Every bill creates winners and losers. Here's who stands to gain and who bears the cost.

Who Benefits

  • Medicare beneficiaries who are discharged and are likely to need hospice or home health services gain timely, locally relevant information to guide decisions.
  • Family caregivers and surrogate decision-makers benefit from advance awareness of available end-of-life care options and potential service links.
  • Hospice programs that participate in the Medicare program gain greater visibility and potential referrals from hospital discharge processes.
  • Home health agencies serving the patient’s locality benefit from clearer, more actionable discharge information that connects patients to post-acute services.

Who Bears the Cost

  • Hospitals’ discharge-planning teams incur upfront time and administrative costs to identify, verify, and present up-to-date hospice and home health options.
  • Hospices participating in the Medicare program may receive more inquiries and referrals, requiring staffing to respond and coordinate with hospitals.
  • Home health agencies may experience higher inquiry volumes and need to coordinate with hospitals to address patient needs efficiently.
  • Medicare program administrators and contractors may need to adjust information systems and guidance to reflect the new discharge-information requirements.

Key Issues

The Core Tension

The central tension is between ensuring patients have access to accurate, locally relevant information at discharge and the administrative burden placed on hospitals to maintain and verify current hospice and home health availability across their service areas.

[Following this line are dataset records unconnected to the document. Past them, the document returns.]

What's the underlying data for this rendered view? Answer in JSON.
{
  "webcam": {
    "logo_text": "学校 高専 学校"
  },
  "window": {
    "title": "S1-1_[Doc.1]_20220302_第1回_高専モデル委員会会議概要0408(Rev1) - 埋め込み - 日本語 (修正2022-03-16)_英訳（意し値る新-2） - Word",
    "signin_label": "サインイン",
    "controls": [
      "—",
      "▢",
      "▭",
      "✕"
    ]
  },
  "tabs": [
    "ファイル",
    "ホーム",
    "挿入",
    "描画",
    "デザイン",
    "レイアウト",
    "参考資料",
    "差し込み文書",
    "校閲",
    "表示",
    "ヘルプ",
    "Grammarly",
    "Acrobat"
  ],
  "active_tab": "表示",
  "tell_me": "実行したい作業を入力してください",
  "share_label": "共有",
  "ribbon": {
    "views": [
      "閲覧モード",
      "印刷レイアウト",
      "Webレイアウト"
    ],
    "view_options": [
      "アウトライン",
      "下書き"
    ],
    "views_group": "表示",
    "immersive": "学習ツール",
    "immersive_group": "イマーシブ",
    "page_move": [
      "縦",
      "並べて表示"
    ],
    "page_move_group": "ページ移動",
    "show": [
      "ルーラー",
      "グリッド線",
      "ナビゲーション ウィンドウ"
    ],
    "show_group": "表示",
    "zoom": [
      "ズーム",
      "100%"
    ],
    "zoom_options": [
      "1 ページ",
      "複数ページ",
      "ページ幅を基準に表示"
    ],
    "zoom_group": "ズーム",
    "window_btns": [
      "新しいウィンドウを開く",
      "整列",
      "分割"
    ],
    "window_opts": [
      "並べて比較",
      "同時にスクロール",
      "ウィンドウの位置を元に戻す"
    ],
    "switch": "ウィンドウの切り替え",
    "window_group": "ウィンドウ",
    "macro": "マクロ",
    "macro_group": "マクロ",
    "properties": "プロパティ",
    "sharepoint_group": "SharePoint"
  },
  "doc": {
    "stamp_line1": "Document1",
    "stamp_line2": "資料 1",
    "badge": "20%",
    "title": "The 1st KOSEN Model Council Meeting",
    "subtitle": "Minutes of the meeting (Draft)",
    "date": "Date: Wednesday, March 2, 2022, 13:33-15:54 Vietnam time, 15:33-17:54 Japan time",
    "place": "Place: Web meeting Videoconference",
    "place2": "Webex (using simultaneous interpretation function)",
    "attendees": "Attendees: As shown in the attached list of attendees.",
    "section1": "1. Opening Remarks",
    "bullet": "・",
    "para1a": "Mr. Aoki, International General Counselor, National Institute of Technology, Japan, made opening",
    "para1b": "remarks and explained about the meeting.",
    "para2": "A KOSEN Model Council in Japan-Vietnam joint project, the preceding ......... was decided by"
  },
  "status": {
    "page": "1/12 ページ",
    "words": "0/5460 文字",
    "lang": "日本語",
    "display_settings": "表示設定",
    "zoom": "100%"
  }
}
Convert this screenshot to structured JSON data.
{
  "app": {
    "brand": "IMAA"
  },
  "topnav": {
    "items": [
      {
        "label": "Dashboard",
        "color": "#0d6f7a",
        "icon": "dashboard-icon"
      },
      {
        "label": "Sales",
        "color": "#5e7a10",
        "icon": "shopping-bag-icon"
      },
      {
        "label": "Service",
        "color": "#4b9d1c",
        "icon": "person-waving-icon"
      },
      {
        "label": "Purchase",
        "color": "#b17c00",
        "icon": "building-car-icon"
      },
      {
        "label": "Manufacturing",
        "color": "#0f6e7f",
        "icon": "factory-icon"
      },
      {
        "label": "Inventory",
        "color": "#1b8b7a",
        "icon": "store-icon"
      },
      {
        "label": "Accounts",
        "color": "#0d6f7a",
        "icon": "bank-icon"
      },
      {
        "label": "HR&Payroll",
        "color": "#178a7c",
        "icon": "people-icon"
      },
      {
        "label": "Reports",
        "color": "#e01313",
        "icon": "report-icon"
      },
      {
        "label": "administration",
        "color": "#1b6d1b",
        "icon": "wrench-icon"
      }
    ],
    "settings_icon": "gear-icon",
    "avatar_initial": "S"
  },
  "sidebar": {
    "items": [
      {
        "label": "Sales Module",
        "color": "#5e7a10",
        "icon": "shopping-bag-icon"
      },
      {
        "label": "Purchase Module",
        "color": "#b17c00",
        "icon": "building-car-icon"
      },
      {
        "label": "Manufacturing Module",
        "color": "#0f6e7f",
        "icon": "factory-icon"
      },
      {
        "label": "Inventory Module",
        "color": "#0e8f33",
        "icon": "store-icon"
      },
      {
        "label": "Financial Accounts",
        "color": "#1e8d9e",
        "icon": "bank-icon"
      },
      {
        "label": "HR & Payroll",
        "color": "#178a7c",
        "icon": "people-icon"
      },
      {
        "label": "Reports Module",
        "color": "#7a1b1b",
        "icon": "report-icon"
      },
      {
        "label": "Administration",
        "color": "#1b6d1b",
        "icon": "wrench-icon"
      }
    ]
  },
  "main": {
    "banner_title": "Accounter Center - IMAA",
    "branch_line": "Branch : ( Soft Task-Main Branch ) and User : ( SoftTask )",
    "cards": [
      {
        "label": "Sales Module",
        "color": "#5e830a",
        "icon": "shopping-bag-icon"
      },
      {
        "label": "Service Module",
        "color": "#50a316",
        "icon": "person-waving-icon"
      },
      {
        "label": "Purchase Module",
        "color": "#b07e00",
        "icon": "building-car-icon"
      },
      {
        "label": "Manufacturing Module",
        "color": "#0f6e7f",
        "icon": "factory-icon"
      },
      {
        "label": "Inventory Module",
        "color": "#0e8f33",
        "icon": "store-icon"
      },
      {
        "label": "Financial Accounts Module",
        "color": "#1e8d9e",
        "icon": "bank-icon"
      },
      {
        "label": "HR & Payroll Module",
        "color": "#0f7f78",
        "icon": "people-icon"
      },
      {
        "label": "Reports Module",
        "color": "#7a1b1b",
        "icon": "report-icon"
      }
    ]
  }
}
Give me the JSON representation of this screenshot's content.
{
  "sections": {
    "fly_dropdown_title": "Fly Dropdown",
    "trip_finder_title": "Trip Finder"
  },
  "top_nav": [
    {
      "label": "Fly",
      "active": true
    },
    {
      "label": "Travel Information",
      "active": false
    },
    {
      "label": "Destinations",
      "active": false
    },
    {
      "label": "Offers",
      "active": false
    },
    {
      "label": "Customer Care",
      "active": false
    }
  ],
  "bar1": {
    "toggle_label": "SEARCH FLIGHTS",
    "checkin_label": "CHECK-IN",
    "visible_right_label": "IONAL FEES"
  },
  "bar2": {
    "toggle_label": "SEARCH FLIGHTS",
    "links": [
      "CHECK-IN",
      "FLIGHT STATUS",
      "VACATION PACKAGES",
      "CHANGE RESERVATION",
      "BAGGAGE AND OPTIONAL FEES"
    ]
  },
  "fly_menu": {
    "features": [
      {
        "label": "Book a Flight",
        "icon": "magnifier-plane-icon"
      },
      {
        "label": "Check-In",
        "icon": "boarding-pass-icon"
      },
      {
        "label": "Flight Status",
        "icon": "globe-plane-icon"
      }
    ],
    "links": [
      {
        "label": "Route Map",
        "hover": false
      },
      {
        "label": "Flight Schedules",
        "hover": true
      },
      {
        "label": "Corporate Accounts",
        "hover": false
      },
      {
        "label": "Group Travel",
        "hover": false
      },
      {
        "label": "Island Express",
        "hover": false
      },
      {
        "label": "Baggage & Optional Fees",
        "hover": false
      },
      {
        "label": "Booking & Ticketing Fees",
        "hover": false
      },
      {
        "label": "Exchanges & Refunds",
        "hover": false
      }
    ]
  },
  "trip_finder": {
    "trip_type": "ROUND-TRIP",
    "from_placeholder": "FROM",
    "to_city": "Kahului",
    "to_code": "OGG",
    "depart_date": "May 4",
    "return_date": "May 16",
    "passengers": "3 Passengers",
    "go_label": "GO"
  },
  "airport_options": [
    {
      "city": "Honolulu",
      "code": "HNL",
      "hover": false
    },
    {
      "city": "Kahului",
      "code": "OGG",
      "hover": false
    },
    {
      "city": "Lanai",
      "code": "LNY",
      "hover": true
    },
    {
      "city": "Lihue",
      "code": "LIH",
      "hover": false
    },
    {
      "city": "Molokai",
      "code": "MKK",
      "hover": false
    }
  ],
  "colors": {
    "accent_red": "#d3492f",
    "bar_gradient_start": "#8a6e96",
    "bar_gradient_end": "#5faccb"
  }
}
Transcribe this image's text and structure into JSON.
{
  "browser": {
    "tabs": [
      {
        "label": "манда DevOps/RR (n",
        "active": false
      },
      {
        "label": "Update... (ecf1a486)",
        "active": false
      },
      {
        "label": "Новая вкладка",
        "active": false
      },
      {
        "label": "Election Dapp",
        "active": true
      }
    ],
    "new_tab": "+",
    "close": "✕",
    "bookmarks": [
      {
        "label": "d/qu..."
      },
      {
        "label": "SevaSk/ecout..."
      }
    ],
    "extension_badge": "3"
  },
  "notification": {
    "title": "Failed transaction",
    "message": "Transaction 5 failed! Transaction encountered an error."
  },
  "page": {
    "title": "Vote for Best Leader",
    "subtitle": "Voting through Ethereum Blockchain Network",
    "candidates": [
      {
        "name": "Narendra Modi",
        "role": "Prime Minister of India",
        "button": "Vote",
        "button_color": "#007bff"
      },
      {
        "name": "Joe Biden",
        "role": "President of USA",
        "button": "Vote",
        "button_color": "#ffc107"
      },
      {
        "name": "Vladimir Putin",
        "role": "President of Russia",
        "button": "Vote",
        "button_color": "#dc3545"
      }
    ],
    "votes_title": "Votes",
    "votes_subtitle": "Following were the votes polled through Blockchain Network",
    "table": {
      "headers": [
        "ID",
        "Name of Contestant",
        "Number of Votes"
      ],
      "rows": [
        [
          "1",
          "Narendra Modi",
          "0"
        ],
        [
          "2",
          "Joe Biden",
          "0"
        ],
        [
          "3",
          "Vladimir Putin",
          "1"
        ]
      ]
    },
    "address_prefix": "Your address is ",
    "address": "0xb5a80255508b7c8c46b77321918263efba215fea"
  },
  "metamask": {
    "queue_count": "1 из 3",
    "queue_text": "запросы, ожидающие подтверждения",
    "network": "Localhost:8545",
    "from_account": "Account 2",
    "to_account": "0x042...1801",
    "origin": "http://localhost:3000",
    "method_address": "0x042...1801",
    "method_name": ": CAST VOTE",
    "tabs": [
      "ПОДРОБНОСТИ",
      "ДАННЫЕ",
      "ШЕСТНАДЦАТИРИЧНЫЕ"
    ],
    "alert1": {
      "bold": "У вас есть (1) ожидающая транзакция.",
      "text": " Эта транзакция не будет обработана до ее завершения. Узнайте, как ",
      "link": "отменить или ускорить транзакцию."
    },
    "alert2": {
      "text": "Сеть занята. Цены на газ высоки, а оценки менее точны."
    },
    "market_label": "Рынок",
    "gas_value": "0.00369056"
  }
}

The bill creates an information-sharing obligation but does not alter coverage or entitlement for hospice or home health services. Implementation hinges on hospitals maintaining accurate, up-to-date lists of hospice programs that participate in the Medicare program and serve the patient’s geographic area.

Questions remain about how hospitals verify the availability of services in diverse settings, how “likely to need” is determined, and how quickly information can be refreshed as networks change. For regions with sparse hospice networks, the expanded requirement could test hospital readiness and trigger broader community coordination.